Move Over POTS – Hypocapnia May be a Bigger Deal in ME/CFS
Postural orthostatic tachycardia syndrome (POTS) has always been thought to be the big deal regarding orthostatic intolerance (increased symptoms while standing or sitting) in chronic fatigue syndrome (ME/CFS).
Something is definitely off in the respiratory systems of quite a few people with ME/CFS.
That may be changing with a recent study, “Physiological assessment of orthostatic intolerance in chronic fatigue syndrome“, from Dr. Benjamin Natelson MD at the Icahn School of Medicine at Mount Sinai, and Elizabeth Unger of the Centers for Disease Control and Prevention (CDC). One had the feeling that Natelson – one of the first to uncover hypocapnia in ME/CFS – has been thinking the condition (low carbon dioxide levels in the breath) has not been given its proper due. If so, he’s probably right.

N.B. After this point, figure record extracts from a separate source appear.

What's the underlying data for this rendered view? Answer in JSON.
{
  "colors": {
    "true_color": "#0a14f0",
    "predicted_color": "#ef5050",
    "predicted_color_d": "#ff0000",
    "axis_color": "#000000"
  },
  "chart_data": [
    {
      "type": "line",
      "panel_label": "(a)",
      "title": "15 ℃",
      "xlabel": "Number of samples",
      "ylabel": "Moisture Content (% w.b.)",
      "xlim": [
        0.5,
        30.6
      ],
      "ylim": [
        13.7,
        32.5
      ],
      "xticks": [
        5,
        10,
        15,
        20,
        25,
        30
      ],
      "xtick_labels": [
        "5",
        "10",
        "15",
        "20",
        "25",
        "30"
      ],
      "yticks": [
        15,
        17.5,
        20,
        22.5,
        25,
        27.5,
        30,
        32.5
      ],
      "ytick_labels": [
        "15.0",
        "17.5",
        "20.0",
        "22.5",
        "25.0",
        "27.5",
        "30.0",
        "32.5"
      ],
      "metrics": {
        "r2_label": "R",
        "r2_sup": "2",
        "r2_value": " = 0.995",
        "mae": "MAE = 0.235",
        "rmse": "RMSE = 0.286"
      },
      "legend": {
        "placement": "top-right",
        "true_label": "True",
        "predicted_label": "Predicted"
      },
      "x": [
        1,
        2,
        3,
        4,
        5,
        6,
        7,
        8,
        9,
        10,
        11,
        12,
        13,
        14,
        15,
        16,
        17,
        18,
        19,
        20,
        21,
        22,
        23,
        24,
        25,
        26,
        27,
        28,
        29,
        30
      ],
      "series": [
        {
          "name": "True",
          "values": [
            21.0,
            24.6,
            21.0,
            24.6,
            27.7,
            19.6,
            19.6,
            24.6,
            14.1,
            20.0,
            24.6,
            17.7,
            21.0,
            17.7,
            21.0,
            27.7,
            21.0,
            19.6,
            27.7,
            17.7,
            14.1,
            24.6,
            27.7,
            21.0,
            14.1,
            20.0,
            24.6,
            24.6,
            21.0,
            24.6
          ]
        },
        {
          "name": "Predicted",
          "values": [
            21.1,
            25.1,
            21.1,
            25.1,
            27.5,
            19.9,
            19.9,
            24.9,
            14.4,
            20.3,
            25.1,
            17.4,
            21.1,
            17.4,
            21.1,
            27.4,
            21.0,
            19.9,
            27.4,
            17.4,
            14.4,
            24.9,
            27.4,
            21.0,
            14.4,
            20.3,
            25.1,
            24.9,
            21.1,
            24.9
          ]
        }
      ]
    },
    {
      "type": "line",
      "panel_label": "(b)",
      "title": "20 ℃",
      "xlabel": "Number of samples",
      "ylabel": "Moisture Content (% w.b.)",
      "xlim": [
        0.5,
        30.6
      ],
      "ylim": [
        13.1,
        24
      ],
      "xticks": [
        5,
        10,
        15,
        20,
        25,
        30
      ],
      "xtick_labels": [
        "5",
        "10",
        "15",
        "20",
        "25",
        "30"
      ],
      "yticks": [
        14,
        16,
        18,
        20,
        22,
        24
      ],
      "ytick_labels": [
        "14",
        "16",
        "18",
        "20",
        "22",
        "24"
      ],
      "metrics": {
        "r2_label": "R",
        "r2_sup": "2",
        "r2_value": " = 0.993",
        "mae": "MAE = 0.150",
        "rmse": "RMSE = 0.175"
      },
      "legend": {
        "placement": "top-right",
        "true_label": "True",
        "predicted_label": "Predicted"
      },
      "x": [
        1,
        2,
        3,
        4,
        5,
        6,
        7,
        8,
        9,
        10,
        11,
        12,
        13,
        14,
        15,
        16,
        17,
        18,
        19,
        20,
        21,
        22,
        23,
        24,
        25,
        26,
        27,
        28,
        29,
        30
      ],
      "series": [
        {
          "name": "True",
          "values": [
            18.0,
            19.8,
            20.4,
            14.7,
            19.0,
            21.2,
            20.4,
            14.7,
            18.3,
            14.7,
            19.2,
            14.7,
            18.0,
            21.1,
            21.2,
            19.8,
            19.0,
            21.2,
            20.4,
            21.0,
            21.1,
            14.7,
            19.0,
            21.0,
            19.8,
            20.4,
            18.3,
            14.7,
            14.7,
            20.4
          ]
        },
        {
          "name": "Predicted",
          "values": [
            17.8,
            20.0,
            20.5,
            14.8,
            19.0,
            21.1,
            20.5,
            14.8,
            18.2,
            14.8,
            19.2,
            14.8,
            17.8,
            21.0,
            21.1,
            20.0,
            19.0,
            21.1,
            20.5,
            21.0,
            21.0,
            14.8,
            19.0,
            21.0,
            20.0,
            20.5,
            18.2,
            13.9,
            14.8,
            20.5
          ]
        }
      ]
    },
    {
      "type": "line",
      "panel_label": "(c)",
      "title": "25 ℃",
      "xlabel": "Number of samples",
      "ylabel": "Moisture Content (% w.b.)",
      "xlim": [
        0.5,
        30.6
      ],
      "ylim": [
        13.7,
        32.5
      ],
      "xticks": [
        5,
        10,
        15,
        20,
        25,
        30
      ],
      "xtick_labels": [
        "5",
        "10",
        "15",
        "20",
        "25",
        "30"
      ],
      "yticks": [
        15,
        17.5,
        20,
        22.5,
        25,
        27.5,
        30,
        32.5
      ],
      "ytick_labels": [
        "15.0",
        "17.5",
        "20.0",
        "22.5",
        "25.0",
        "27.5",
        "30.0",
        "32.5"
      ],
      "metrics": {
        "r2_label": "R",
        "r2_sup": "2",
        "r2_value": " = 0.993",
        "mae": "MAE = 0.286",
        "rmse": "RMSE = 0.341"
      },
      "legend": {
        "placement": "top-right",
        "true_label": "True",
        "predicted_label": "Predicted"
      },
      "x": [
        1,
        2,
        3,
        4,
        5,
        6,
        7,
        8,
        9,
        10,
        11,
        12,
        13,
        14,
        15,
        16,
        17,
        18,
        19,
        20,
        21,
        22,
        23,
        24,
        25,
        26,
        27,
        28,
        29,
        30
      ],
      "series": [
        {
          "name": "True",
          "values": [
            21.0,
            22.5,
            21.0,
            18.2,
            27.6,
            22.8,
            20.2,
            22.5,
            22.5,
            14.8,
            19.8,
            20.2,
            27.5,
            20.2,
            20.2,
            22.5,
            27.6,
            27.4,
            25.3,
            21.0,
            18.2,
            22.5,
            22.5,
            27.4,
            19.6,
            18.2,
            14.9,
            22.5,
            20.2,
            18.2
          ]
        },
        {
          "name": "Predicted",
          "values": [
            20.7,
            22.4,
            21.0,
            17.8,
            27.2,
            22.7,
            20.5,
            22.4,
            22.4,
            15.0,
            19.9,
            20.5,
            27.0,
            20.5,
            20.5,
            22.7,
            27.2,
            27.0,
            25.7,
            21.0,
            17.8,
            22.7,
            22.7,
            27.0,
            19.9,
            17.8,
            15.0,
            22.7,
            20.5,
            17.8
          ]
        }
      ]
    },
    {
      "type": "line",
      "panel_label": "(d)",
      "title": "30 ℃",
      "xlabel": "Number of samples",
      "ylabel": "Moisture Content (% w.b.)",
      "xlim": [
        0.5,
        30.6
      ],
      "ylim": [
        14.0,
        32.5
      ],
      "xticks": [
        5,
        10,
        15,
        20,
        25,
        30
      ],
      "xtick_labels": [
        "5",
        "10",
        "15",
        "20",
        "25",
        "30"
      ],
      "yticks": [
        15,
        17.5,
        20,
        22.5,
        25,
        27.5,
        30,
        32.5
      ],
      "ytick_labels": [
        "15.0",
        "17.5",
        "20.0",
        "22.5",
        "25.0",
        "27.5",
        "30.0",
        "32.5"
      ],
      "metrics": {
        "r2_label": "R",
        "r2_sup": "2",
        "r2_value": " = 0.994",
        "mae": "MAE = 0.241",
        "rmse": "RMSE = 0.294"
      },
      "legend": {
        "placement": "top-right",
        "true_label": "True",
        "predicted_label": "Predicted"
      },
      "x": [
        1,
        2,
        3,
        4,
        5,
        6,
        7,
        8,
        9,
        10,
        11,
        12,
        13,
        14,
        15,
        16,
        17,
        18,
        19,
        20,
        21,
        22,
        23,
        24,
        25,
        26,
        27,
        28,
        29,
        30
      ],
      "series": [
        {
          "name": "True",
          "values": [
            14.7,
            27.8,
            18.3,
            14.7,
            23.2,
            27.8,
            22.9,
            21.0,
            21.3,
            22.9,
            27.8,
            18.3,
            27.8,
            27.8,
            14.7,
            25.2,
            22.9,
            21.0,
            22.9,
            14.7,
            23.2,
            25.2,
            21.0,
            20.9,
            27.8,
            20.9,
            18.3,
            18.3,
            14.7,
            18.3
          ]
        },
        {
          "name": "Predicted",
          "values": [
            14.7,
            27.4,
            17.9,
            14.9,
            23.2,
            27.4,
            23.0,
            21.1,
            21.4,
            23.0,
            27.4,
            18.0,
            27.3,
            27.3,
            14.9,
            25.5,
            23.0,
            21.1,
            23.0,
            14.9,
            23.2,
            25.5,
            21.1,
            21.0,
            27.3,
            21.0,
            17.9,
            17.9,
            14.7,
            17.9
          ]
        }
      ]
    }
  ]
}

t’s not that it hasn’t been popping up – it has been. Systrom has found it in his invasive exercise studies, the Visser team found it during tilt table testing, and Naschitz also found it in his exciting run of ME/CFS/FM Israeli studies fifteen years ago. (Naschitz described it as “common” in fibromyalgia.). I imagine that name recognition is pretty low, though.
Hypocapnia has never been found in everyone with ME/CFS/FM, but it appears to be present in a substantial subset. Natelson and Mancini also found it during exercise testing, and Novak found it during tilt-table testing in people with long COVID.